President Barack Obama is on the cover of Rolling Stone with the title "Ready for the Fight". He knows that the next few months will be very difficult, to say the least, but is prepared for all the punches and showing he is no weak prez. He talked about not feeling stage fright when he covered Al Green's "Let's Stay Together" at the Apollo earlier this year. Of the experience, he said:
"I can sing. I wasn't worried about being able to hit those notes."
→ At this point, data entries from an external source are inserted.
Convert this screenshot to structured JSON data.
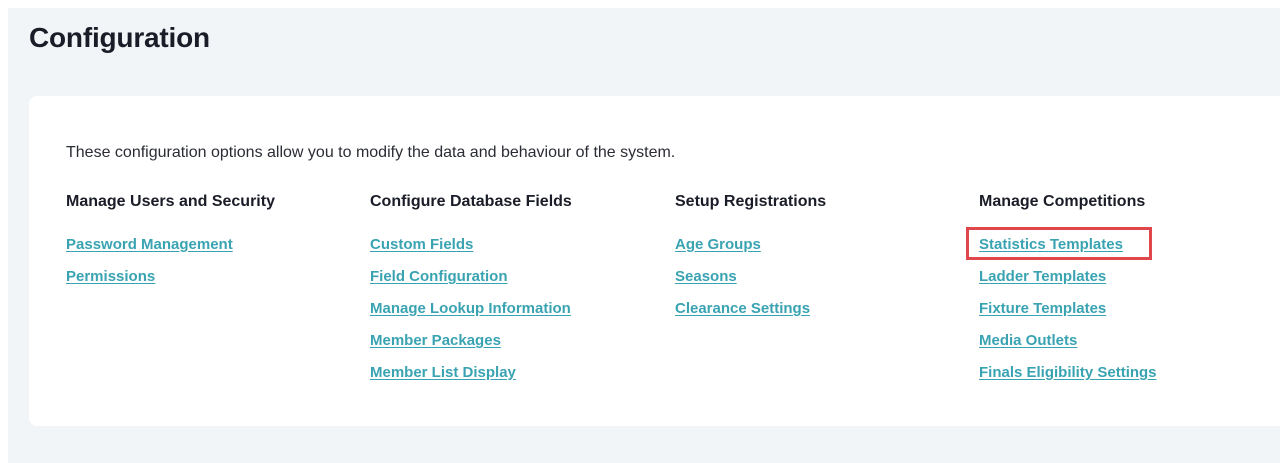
{
  "page": {
    "title": "Configuration"
  },
  "panel": {
    "intro": "These configuration options allow you to modify the data and behaviour of the system."
  },
  "columns": [
    {
      "heading": "Manage Users and Security",
      "links": [
        "Password Management",
        "Permissions"
      ]
    },
    {
      "heading": "Configure Database Fields",
      "links": [
        "Custom Fields",
        "Field Configuration",
        "Manage Lookup Information",
        "Member Packages",
        "Member List Display"
      ]
    },
    {
      "heading": "Setup Registrations",
      "links": [
        "Age Groups",
        "Seasons",
        "Clearance Settings"
      ]
    },
    {
      "heading": "Manage Competitions",
      "links": [
        "Statistics Templates",
        "Ladder Templates",
        "Fixture Templates",
        "Media Outlets",
        "Finals Eligibility Settings"
      ]
    }
  ],
  "highlight": {
    "target": "Statistics Templates",
    "color": "#e0474c"
  },
  "colors": {
    "link": "#3aa3b2",
    "page_background": "#f2f5f8",
    "heading": "#1a1d27"
  }
}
The president went in on Mitt Romney and said he would not be able to go to the middle after campaigning conservative Republicans to win the nomination. He says:
"I don't think that their nominee is going to be able to suddenly say, 'Everything I've said for the last six months, I didn't mean.' I'm assuming that he meant it. When you're running for president, people are paying attention to what you're saying," Obama said. "I think the general election will be as sharp a contrast between the two parties as we've seen in a generation." Obama, branding his critics "far out of the mainstream," added: "My hope is that if the American people send a message to them that's consistent with the fact that Congress is polling at 13 percent right now, and they suffer some losses in this next election, that there's going to be some self-reflection going on—that it might break the fever. They might say to themselves, 'You know what, we've lost our way here. We need to refocus on trying to get things done for the American people."
Obama was asked about climate change, which he defended and said he would bring to the forefront of the 2012 election. He said:
"I suspect that over the next six months, this is going to be a debate that will become part of the campaign, and I will be very clear in voicing my belief that we're going to have to take further steps to deal with climate change in a serious way. That there's a way to do it that is entirely compatible with strong economic growth and job creation," he said.
This will probably be one of the ugliest battles for presidency we have seen in recent presidential elections.